The ideal can be achieved by accepting the real world as it is and working from there. There are ways to get things moving without having to oil the wheels of corruption. But first you must accept reality, not to be swallowed up by it, but to be able to change it: calmly, systematically, a little at a time.
2) When does one continue to fight and when does one give up and surrender?
I always believe in giving any endeavor my best efforts. I also try not to get attached to the outcome of my endeavors. And while I have goals, I concentrate more on the work I need to do. Doing my best is my concern. The outcome has to be secondary because no matter what it is, I will have to accept it and work again towards improving on it.
But when can we allow ourselves to quit?
I say there should be no quitting if what you are going for is worth the effort and has meaning to you. You may stop for a while to rest but only to fight another day.
But it may also happen that somewhere along the way, the goal itself may lose its value, relevance and attraction to you. If that happens, you just have to be honest and admit that the dream has expired. Then it is time to quit.
3) Knowing when to leave something alone.
One of my favorite songs is Billy Joel’s Leave a Tender Moment Alone, which is about allowing a “sigh” moment to just be. Don’t explain. Don’t stop. Just let things unfold as they should.
This refers to people who tend to get hold of a situation and control it, like many of us do.
One may argue that it is important to be in some level of control over one’s life. One can’t just be a leaf being blown by the wind. However, it is difficult to recognize when one should be in control and do something and when it would be better to leave things alone.
This is a problem for people who are very responsible and are have many duties. While that may be mostly good — noble, even — in truth, responsibilities, duties, callings, important as they are, can and do become attachments themselves. We all need the wisdom to determine when we must let go of them, or at least not try to control what happens and leave the pieces to fall into place by themselves.

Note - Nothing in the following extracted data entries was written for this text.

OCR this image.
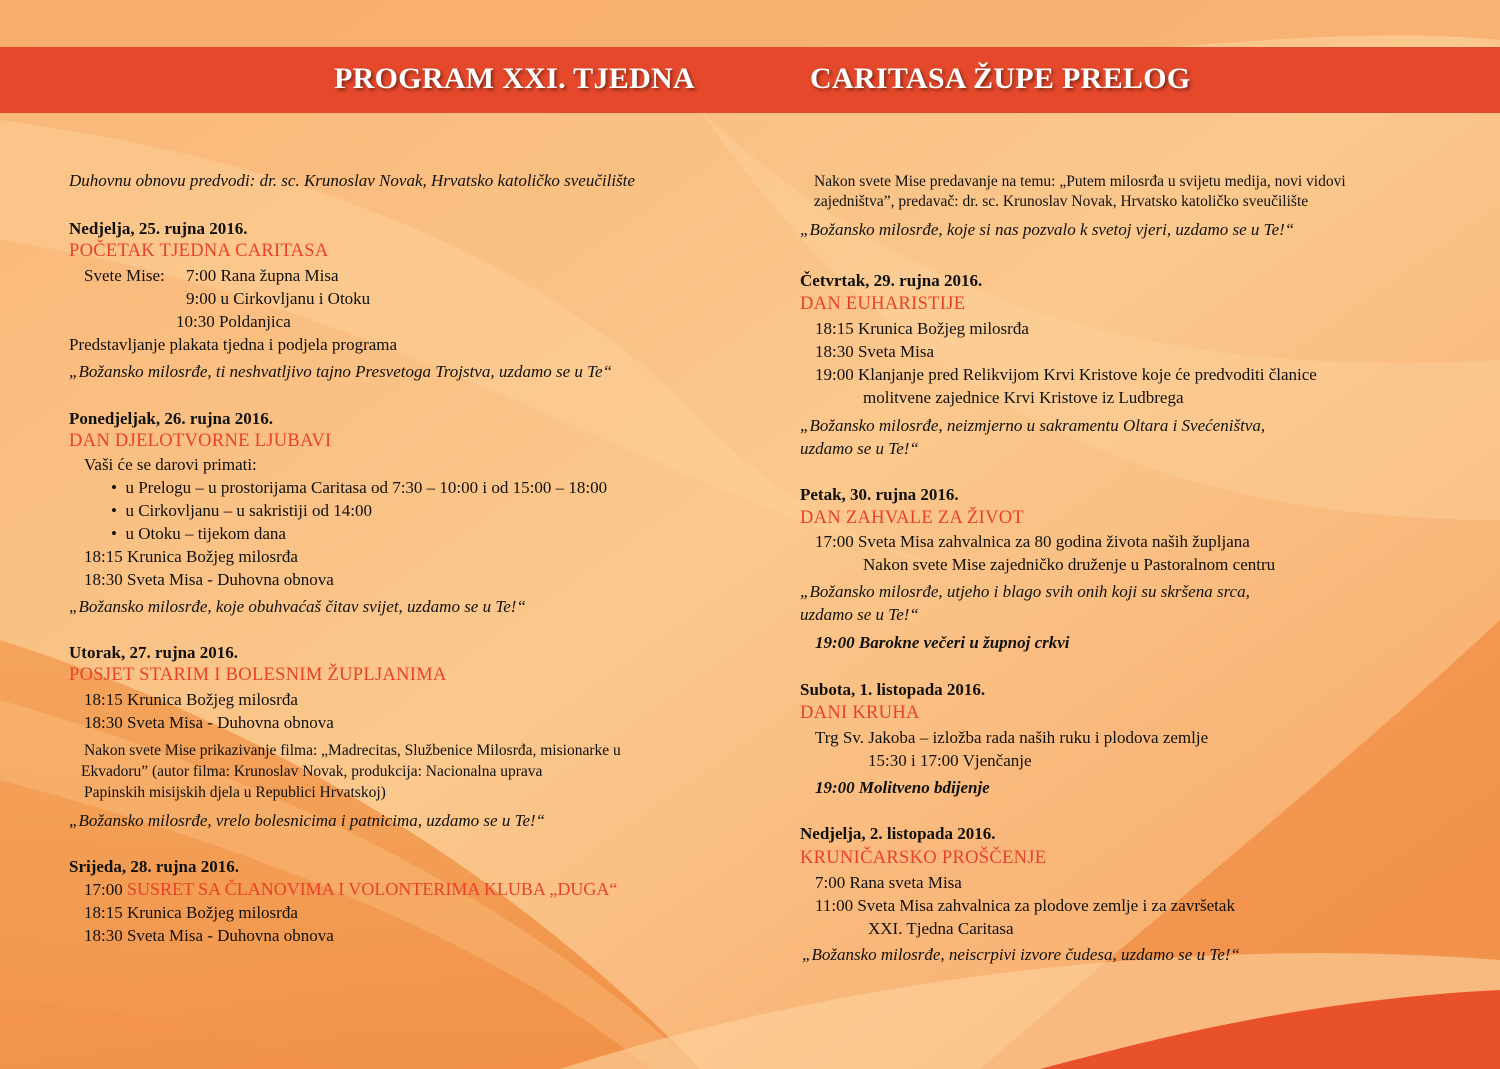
PROGRAM XXI. TJEDNA	CARITASA ŽUPE PRELOG
Duhovnu obnovu predvodi: dr. sc. Krunoslav Novak, Hrvatsko katoličko sveučilište
Nedjelja, 25. rujna 2016.
POČETAK TJEDNA CARITASA
Svete Mise: 7:00 Rana župna Misa
9:00 u Cirkovljanu i Otoku
10:30 Poldanjica
Predstavljanje plakata tjedna i podjela programa
„Božansko milosrđe, ti neshvatljivo tajno Presvetoga Trojstva, uzdamo se u Te“
Ponedjeljak, 26. rujna 2016.
DAN DJELOTVORNE LJUBAVI
Vaši će se darovi primati:
•  u Prelogu – u prostorijama Caritasa od 7:30 – 10:00 i od 15:00 – 18:00
•  u Cirkovljanu – u sakristiji od 14:00
•  u Otoku – tijekom dana
18:15 Krunica Božjeg milosrđa
18:30 Sveta Misa - Duhovna obnova
„Božansko milosrđe, koje obuhvaćaš čitav svijet, uzdamo se u Te!“
Utorak, 27. rujna 2016.
POSJET STARIM I BOLESNIM ŽUPLJANIMA
18:15 Krunica Božjeg milosrđa
18:30 Sveta Misa - Duhovna obnova
Nakon svete Mise prikazivanje filma: „Madrecitas, Službenice Milosrđa, misionarke u
Ekvadoru” (autor filma: Krunoslav Novak, produkcija: Nacionalna uprava
Papinskih misijskih djela u Republici Hrvatskoj)
„Božansko milosrđe, vrelo bolesnicima i patnicima, uzdamo se u Te!“
Srijeda, 28. rujna 2016.
17:00 SUSRET SA ČLANOVIMA I VOLONTERIMA KLUBA „DUGA“
18:15 Krunica Božjeg milosrđa
18:30 Sveta Misa - Duhovna obnova
Nakon svete Mise predavanje na temu: „Putem milosrđa u svijetu medija, novi vidovi
zajedništva”, predavač: dr. sc. Krunoslav Novak, Hrvatsko katoličko sveučilište
„Božansko milosrđe, koje si nas pozvalo k svetoj vjeri, uzdamo se u Te!“
Četvrtak, 29. rujna 2016.
DAN EUHARISTIJE
18:15 Krunica Božjeg milosrđa
18:30 Sveta Misa
19:00 Klanjanje pred Relikvijom Krvi Kristove koje će predvoditi članice
molitvene zajednice Krvi Kristove iz Ludbrega
„Božansko milosrđe, neizmjerno u sakramentu Oltara i Svećeništva,
uzdamo se u Te!“
Petak, 30. rujna 2016.
DAN ZAHVALE ZA ŽIVOT
17:00 Sveta Misa zahvalnica za 80 godina života naših župljana
Nakon svete Mise zajedničko druženje u Pastoralnom centru
„Božansko milosrđe, utjeho i blago svih onih koji su skršena srca,
uzdamo se u Te!“
19:00 Barokne večeri u župnoj crkvi
Subota, 1. listopada 2016.
DANI KRUHA
Trg Sv. Jakoba – izložba rada naših ruku i plodova zemlje
15:30 i 17:00 Vjenčanje
19:00 Molitveno bdijenje
Nedjelja, 2. listopada 2016.
KRUNIČARSKO PROŠČENJE
7:00 Rana sveta Misa
11:00 Sveta Misa zahvalnica za plodove zemlje i za završetak
XXI. Tjedna Caritasa
„Božansko milosrđe, neiscrpivi izvore čudesa, uzdamo se u Te!“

It is the same thing when one knows the truth and feels duty-bound to reveal it, without considering the consequences. Sometimes, if you want your truth to be heard and accepted, you must walk lightly with it and not ram it down people’s throats.
Knowing if, when and how to express such truth involves the wisdom to know the right time, the appropriate occasion, and an understanding of who will receive it and how it will be received.
Clearly, wisdom is something one can grow into, like age and grace. But it does not mean that the years will automatically deliver wisdom. You still have to choose wisely as you get older.